Yáng Shìxūn’s biographical history is unknown. Kǒng Yǐngdá’s preface to the Chūnqiū Zuǒzhuàn zhèngyì names “the late Sìmén 四門 Erudite Yáng Shìxūn” as a co-determiner of its readings, placing Yáng in the Zhēnguān era (627–649). His work is less comprehensive than Kǒng’s zhèngyì; but where many discussed the Zuǒzhuàn, few wrote on the Gōngyáng and Gǔliáng: Yáng had less material to work from, the Zuǒ received the work of many hands while the Gǔliáng fell to one man, and the differences in detail are inevitable. The shū on the entry of “the eyebrow of the long Dí seen on the chariot-front” is appended to the zhù on “his body lying across nine ,” disjointed from the zhù it should follow — probably the result of Xíng Bǐng’s 邢昺 (932–1010) Sòng-period collation, which often disrupted the original ordering. The present text is therefore not entirely Yáng Shìxūn’s own.

Abstract

The Sìkù tíyào makes the substantive points: that the Gǔliáng zhuàn’s self-attribution to Gǔliáng Chì is contradicted by internal evidence (the citation of post-Zǐxià teachers, the third-person reference to “Master Gǔliáng,” the citation of Shī Jiǎo who post-dates Master Gǔliáng); that the integration of jīng and zhuàn in a single layered text is the work of Fàn Níng; that Yáng Shìxūn was a Zhēnguān-era figure, contemporary with Kǒng Yǐngdá, but with less material to work from than the Zuǒzhuàn zhèngyì committee; and that the present text-state has been disrupted by Sòng-period collation.

The Gǔliáng is one of the Wǔ jīng 五經 bóshì 博士 chairs (recognised under Hàn Xuāndì 漢宣帝 in 51 BCE at the Shíqú gé 石渠閣 conference), but its standing in the HànTáng exegetical tradition was always weaker than the Gōngyáng or the Zuǒzhuàn. The Fàn Níng Jí jiě and Yáng Shìxūn zhèngyì together form the only complete Gǔliáng exegetical tradition to have reached the modern period.

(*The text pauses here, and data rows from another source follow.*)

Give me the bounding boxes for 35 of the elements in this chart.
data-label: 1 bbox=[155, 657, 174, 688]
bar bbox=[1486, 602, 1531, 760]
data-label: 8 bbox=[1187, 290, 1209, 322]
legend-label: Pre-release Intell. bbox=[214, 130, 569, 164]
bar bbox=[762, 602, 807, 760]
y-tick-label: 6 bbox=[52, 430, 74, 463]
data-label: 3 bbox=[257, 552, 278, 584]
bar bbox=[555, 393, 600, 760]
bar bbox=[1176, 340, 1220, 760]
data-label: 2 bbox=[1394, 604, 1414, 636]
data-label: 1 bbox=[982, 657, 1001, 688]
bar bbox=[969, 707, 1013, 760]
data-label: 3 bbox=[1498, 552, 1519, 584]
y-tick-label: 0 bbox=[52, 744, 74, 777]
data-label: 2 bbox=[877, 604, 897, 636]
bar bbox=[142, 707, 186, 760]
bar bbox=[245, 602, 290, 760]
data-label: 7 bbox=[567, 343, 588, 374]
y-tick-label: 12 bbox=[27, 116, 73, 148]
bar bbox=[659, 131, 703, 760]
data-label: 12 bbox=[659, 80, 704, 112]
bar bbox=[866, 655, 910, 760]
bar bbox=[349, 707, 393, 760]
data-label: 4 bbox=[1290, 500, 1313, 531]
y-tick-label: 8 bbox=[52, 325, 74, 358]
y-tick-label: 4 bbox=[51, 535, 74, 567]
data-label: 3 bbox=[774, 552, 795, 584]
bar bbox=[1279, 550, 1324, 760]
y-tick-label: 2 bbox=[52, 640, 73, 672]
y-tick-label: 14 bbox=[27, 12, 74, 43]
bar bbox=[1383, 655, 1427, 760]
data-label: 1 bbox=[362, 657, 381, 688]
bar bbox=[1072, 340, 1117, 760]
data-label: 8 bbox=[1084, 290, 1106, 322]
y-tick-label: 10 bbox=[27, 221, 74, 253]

The Qīng kǎozhèng additions by Qí Zhàonán 齊召南 and Chén Hào 陳浩 supply textual collation notes throughout, comparing the WYG base against the Sòng exemplars and the Ruǎn Yuán 阮元 jiào kān jì 校勘記.

Translations and research

See KR1e0008 for the principal Western-language and modern Chinese-language Gǔliáng references. Specifically on the Yáng Shìxūn zhèngyì:

  • Wáng Pì 王闢, Yáng Shìxūn Chūnqiū Gǔliáng zhuàn shū yánjiū 楊士勛春秋穀梁傳疏研究 (Tāiběi: Wénshǐzhé 1995).
  • Newell Ann Van Auken, The Commentarial Transformation of the Spring and Autumn (SUNY 2016) — covers the Gǔliáng alongside the Gōngyáng.
  • Chén Lì 陳澧, Gǔliáng zhuàn lüè lì 穀梁傳略例 — Qīng reconstruction of Fàn Níng’s lost Lüè lì.

Other points of interest

The catalog meta lists editions: - WYG - WYG for this entry — i.e. with WYG twice. This is a duplicate in the seed metadata; only one WYG witness exists in Kanripo.